Alex Gordon KC Royals
Alex Gordon led the Kansas City Royals in the 2014 regular season with 19 home runs. Reuters/Tommy Gilligan-USA TODAY Sports

The 2014 MLB playoffs have provided a different feel from recent seasons. In addition to new teams like the Kansas City Royals and Baltimore Orioles fighting for a spot in the World Series, the way games are being won has changed.

No longer is the league dominated by teams with sluggers who hit home runs left and right. In the post-steroid era, the strategy of winning with “small ball” is making a comeback.

The Kansas City Royals are the epitome of a team that is winning with this new brand of baseball. In the regular season, they finished dead last in the Majors with just 95 homers, yet they still finished 17th in total runs. Through three games in the ALCS, the Royals are undefeated in the playoffs and just one victory away from reaching their first World Series since 1985.

It’s not just the Royals who have reached this point by not being a great home-run hitting team. The St. Louis Cardinals are in the NLCS for a fourth straight season, and finished 29th in homers (105), and the only team ahead of the Royals. The San Francisco Giants are looking to reach their third World Series in five season, having ranked just 17th in home runs.

While teams in 2014 have found a way to go deep in the postseason without hitting home runs, clubs that did the same 10 years ago found themselves with no chance of playing in October. In 2004, the teams that ranked in the bottom three in home runs all finished in last place in their respective divisions, winning an average of 62 games.

Even five years ago, the most successful teams were the ones that hit the ball out of the ballpark. The New York Yankees and Philadelphia Phillies met in the World Series in 2009, ranking No.1 and No.2 in home runs.

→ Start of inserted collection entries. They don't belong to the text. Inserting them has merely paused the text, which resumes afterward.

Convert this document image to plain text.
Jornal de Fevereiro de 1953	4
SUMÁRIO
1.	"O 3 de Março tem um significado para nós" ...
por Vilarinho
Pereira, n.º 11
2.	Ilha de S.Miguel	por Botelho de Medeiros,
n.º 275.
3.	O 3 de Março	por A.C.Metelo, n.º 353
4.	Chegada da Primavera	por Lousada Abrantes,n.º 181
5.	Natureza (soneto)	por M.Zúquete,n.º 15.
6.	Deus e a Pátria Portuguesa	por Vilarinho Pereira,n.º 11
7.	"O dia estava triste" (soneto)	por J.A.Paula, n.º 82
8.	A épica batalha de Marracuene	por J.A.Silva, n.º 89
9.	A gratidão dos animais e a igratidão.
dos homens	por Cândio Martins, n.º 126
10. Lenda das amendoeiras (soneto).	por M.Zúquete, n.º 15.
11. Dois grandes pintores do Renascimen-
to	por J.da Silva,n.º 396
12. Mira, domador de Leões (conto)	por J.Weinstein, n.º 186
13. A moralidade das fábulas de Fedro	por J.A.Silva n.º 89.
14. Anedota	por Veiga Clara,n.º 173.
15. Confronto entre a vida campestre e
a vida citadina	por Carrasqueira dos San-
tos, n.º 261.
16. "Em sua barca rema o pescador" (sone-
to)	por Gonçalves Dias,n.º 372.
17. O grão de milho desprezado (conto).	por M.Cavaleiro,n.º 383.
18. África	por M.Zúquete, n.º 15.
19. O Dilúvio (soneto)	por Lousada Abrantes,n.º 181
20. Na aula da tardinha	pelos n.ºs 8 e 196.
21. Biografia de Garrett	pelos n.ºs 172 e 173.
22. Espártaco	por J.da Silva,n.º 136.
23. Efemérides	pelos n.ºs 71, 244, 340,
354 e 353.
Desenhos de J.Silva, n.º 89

Overall, it’s become much more difficult for MLB teams to score. In the 2014 regular season, teams averaged 4.07 runs and 0.86 homers per game, with an OPS of .700. Ten years earlier, the average team scored 4.81 runs per game, while hitting 1.12 homers each contest, along with a .763 OPS.

Because teams are having more trouble getting on base, they’ve had to be more creative in finding ways to score. Even though the average on-base percentage has dropped from .335 to .314 in the last 10 seasons, the number of stolen bases has increased. In their seven postseason wins, the Royals have stolen 13 bases.

However, the four teams still alive in the playoffs have used the long ball to their advantage. Both the Royals and Cardinals have seen a power surge in recent games, and the Orioles are in the hunt after leading the league in regular-season homers.

The importance of the home run, though, has certainly diminished. Kansas City’s increase in power has only resulted in eight home runs in seven games, and Baltimore’s 211 regular-season homers are fewer than the totals of seven teams from 2004.

Most of this year's playoff games have been low-scoring. Of the 20 divison series and championship series contests, 12 games have featured five or fewer total runs.

In the steroid era, small-market teams like the Royals had little chance to compete, as the bigger market clubs snatched up the league’s top sluggers. Kansas City doesn’t even have a player that ranked in the top 50 of the league’s home run hitters, but the new era of baseball doesn’t require that to compete for a championship.

While the amount of home runs continues to decrease each year, the number of teams with a chance to win should keep growing.